Was there ever a moment you lost your passion for photography?
When I first moved to London I assisted a lot of fashion photographers. It was horrible – I’m just not made for that world and I nearly quit. I met a photographer who made me realise it was ok to be myself and it gave me a lot of confidence. I assisted him for 6 or 7 years and that was a very influential and generally brilliant time.
Is there anyone’s work you admire?
Jem Southam, who is a wonderful photographer, known best for his landscapes. He taught my MA and has been very influential on the art side of my work. Photographers like An-My Lê and Emmet Gowin, or painters like Paul Nash and John Piper. I find I’m influenced by things outside of photography just as much – writers like Jospeh Campbell or George Orwell. Music is a big one too. I’m hugely interested in history and can get very obsessed with a particular story. The longer I’ve been a photographer the more I feel that all kinds of creative work are really the same thing. It all goes into your subconscious and influences what you make.
In 2015 you published your first photobook, Missing Buildings. What was that process like? Did you enjoy collaborating with your sister, Beth Atkinson, on the project?
It was so good. I miss it so much. Making the pictures was great – just endless walking and talking and hunting and making. The book is about the Blitz, which two of our grandparents witnessed. We got very obsessed and it become very personal and important to do it justice. Then publishing the book was also brilliant. I set up an imprint through which to make, promote and sell the book. I’m really proud of it and I want to publish more books.
You recently became a father for the second time, congratulations! Do you feel that your work gives you a good work/life balance?
Thank you! It’s brilliant but I do find it difficult. On one hand it’s great because my time is flexible and I’m very lucky to see so much of my children. But on the other hand, work like this makes you quite single minded – it feels like a mission more than a job and it’s hard switch between those two modes sometimes. One minute you’re on a conference call to America, the next you’re pretending to be a robot with a 3 year old. Ultimately it’s good and I’m very, very lucky.

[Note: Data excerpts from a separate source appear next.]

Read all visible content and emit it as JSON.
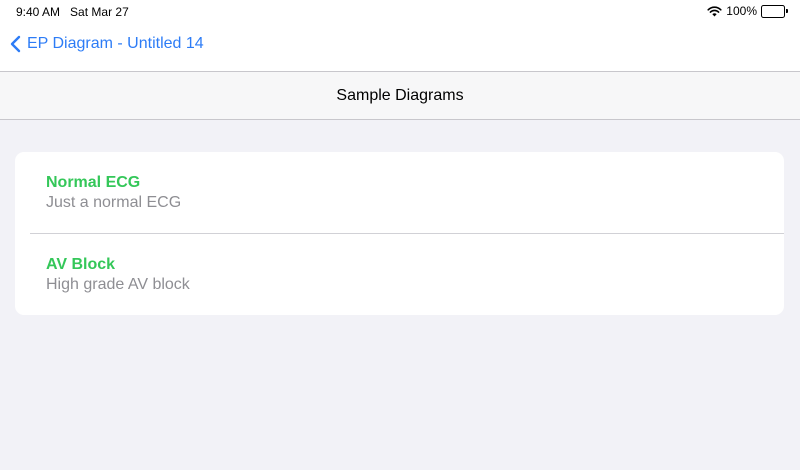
{
  "status_bar": {
    "time": "9:40 AM",
    "date": "Sat Mar 27",
    "battery": "100%",
    "wifi_icon": "wifi-icon",
    "battery_icon": "battery-full-icon"
  },
  "nav": {
    "back_label": "EP Diagram - Untitled 14",
    "back_icon": "chevron-left-icon"
  },
  "header": {
    "title": "Sample Diagrams"
  },
  "list": {
    "items": [
      {
        "title": "Normal ECG",
        "subtitle": "Just a normal ECG"
      },
      {
        "title": "AV Block",
        "subtitle": "High grade AV block"
      }
    ]
  },
  "colors": {
    "accent_blue": "#2d7cf6",
    "item_title_green": "#34c759",
    "subtitle_gray": "#8e8e93",
    "background": "#f2f2f7"
  }
}
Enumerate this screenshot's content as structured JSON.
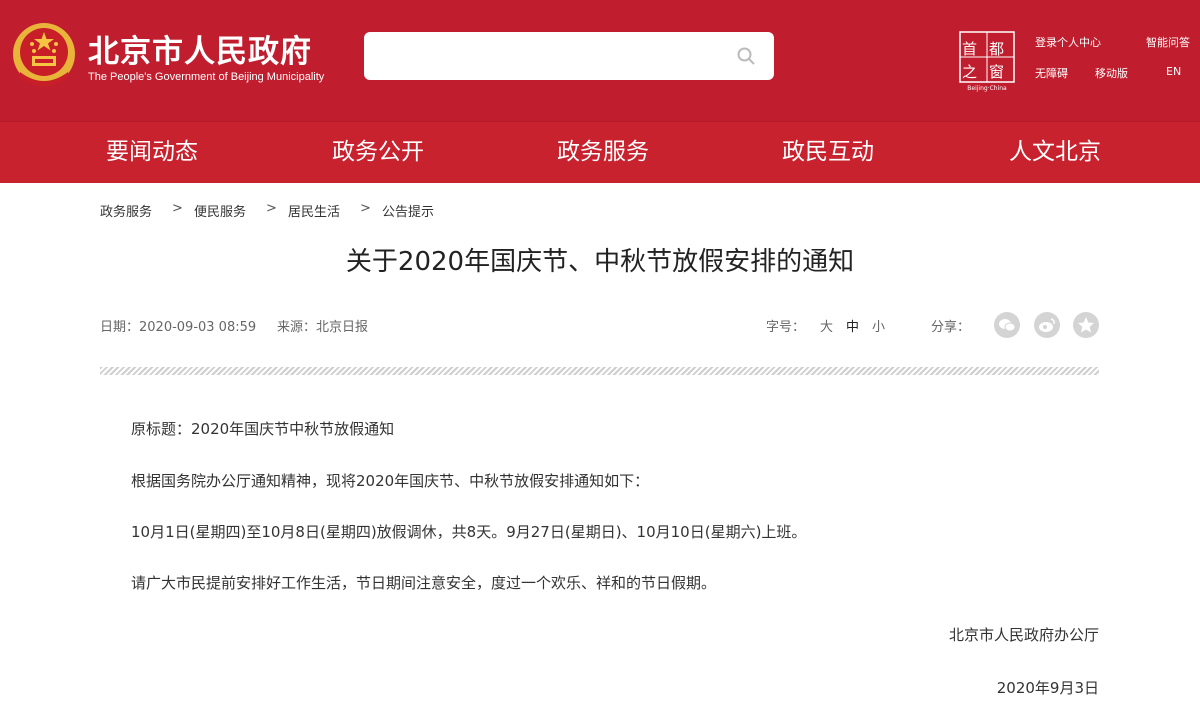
{
  "header": {
    "title": "北京市人民政府",
    "subtitle": "The People's Government of Beijing Municipality",
    "search": {
      "placeholder": "",
      "value": ""
    },
    "capital_logo": {
      "left_top": "首",
      "right_top": "都",
      "left_mid": "之",
      "right_mid": "窗",
      "caption": "Beijing·China"
    },
    "links": {
      "login": "登录个人中心",
      "smart_qa": "智能问答",
      "accessibility": "无障碍",
      "mobile": "移动版",
      "english": "EN"
    },
    "colors": {
      "primary": "#c01e2e"
    }
  },
  "nav": {
    "items": [
      {
        "label": "要闻动态"
      },
      {
        "label": "政务公开"
      },
      {
        "label": "政务服务"
      },
      {
        "label": "政民互动"
      },
      {
        "label": "人文北京"
      }
    ]
  },
  "breadcrumb": {
    "items": [
      "政务服务",
      "便民服务",
      "居民生活",
      "公告提示"
    ],
    "separator": ">"
  },
  "article": {
    "title": "关于2020年国庆节、中秋节放假安排的通知",
    "date": "日期：2020-09-03 08:59",
    "source": "来源：北京日报",
    "font_size_label": "字号：",
    "font_sizes": [
      "大",
      "中",
      "小"
    ],
    "share_label": "分享：",
    "share_icons": [
      "wechat-icon",
      "weibo-icon",
      "favorite-icon"
    ],
    "paragraphs": [
      "原标题：2020年国庆节中秋节放假通知",
      "根据国务院办公厅通知精神，现将2020年国庆节、中秋节放假安排通知如下：",
      "10月1日(星期四)至10月8日(星期四)放假调休，共8天。9月27日(星期日)、10月10日(星期六)上班。",
      "请广大市民提前安排好工作生活，节日期间注意安全，度过一个欢乐、祥和的节日假期。"
    ],
    "signature": "北京市人民政府办公厅",
    "sign_date": "2020年9月3日"
  }
}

What are you currently working on?
I’m beginning to think about a project I started before Missing Buildings, which is called V. It’s very connected to Missing Buildings and ideas of British history, warfare and mythology. Brexit makes me want to do it even more because I feel the mythology of Britain and the world wars is partly responsible. For me it’s a big and exciting project, but I have no idea what I’m doing or where it’s going. I think this is a good sign – projects should be a mystery to solve. Aside from that I’m working on a still life project about hedgerows for a magazine, and some moving image projects with a musician.
What advice would you give to aspiring photographers?

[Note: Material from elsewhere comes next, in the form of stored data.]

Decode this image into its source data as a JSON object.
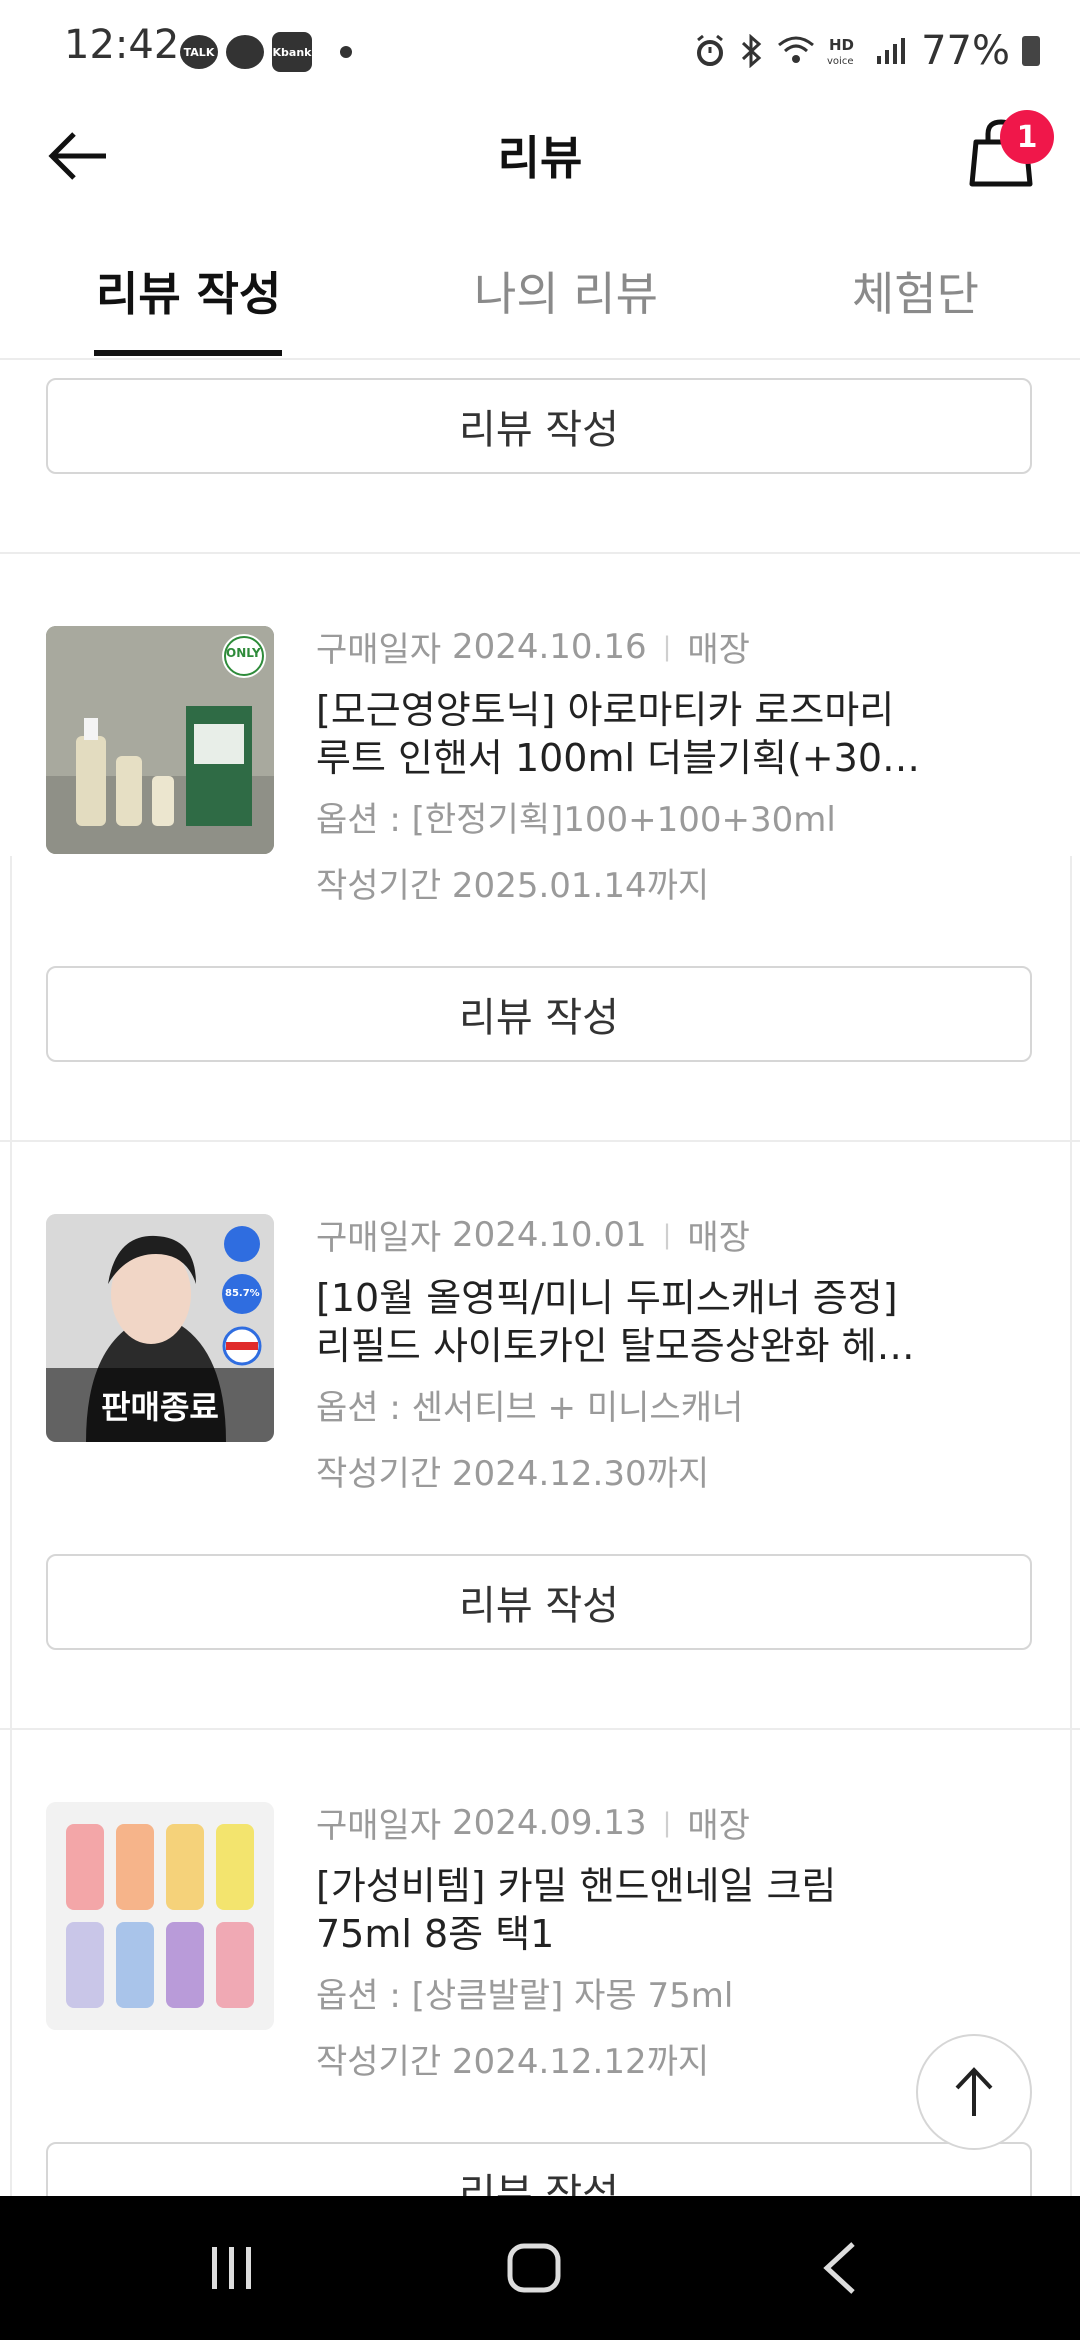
{
  "status_bar": {
    "time": "12:42",
    "left_icons": [
      "TALK",
      "Kbank"
    ],
    "battery_percent": "77%"
  },
  "header": {
    "title": "리뷰",
    "cart_count": "1"
  },
  "tabs": [
    {
      "label": "리뷰 작성",
      "active": true
    },
    {
      "label": "나의 리뷰",
      "active": false
    },
    {
      "label": "체험단",
      "active": false
    }
  ],
  "top_partial_button": {
    "label": "리뷰 작성"
  },
  "items": [
    {
      "purchase_label": "구매일자",
      "purchase_date": "2024.10.16",
      "channel": "매장",
      "name_line1": "[모근영양토닉] 아로마티카 로즈마리",
      "name_line2": "루트 인핸서 100ml 더블기획(+30m…",
      "option": "옵션 : [한정기획]100+100+30ml",
      "deadline": "작성기간 2025.01.14까지",
      "button_label": "리뷰 작성",
      "thumb_badge": "ONLY",
      "sold_out": ""
    },
    {
      "purchase_label": "구매일자",
      "purchase_date": "2024.10.01",
      "channel": "매장",
      "name_line1": "[10월 올영픽/미니 두피스캐너 증정]",
      "name_line2": "리필드 사이토카인 탈모증상완화 헤…",
      "option": "옵션 : 센서티브 + 미니스캐너",
      "deadline": "작성기간 2024.12.30까지",
      "button_label": "리뷰 작성",
      "thumb_badge": "85.7%",
      "sold_out": "판매종료"
    },
    {
      "purchase_label": "구매일자",
      "purchase_date": "2024.09.13",
      "channel": "매장",
      "name_line1": "[가성비템] 카밀 핸드앤네일 크림",
      "name_line2": "75ml 8종 택1",
      "option": "옵션 : [상큼발랄] 자몽 75ml",
      "deadline": "작성기간 2024.12.12까지",
      "button_label": "리뷰 작성",
      "thumb_badge": "",
      "sold_out": ""
    }
  ],
  "colors": {
    "badge": "#f0174a",
    "text_primary": "#222222",
    "text_muted": "#9a9a9a",
    "border": "#d6d6d6"
  },
  "icons": [
    "back-arrow-icon",
    "shopping-bag-icon",
    "arrow-up-icon",
    "recent-apps-icon",
    "home-icon",
    "nav-back-icon"
  ]
}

Unless you’re a super confident extrovert, one of the hardest things about photography is getting out the door to do it. It’s not a comfortable thing to do. I think of the phrase “fortune favours the brave” a lot. Someone once said you only have to be a little bit more curious than you are nervous or sceptical, and that’s enough to make you take the risk. I also think it’s good advice to learn your craft and view photography as a very complex set of skills to develop and hone – it’s not just technology. And I think it’s important to find your subject and a way to make pictures that you’ll never get bored of and will always care about. For me, with things like Missing Buildings and V, it was something I’ve cared about since I was a kid. I think it’s just to do with uncovering something in your subconscious and you already know what you’re supposed to do.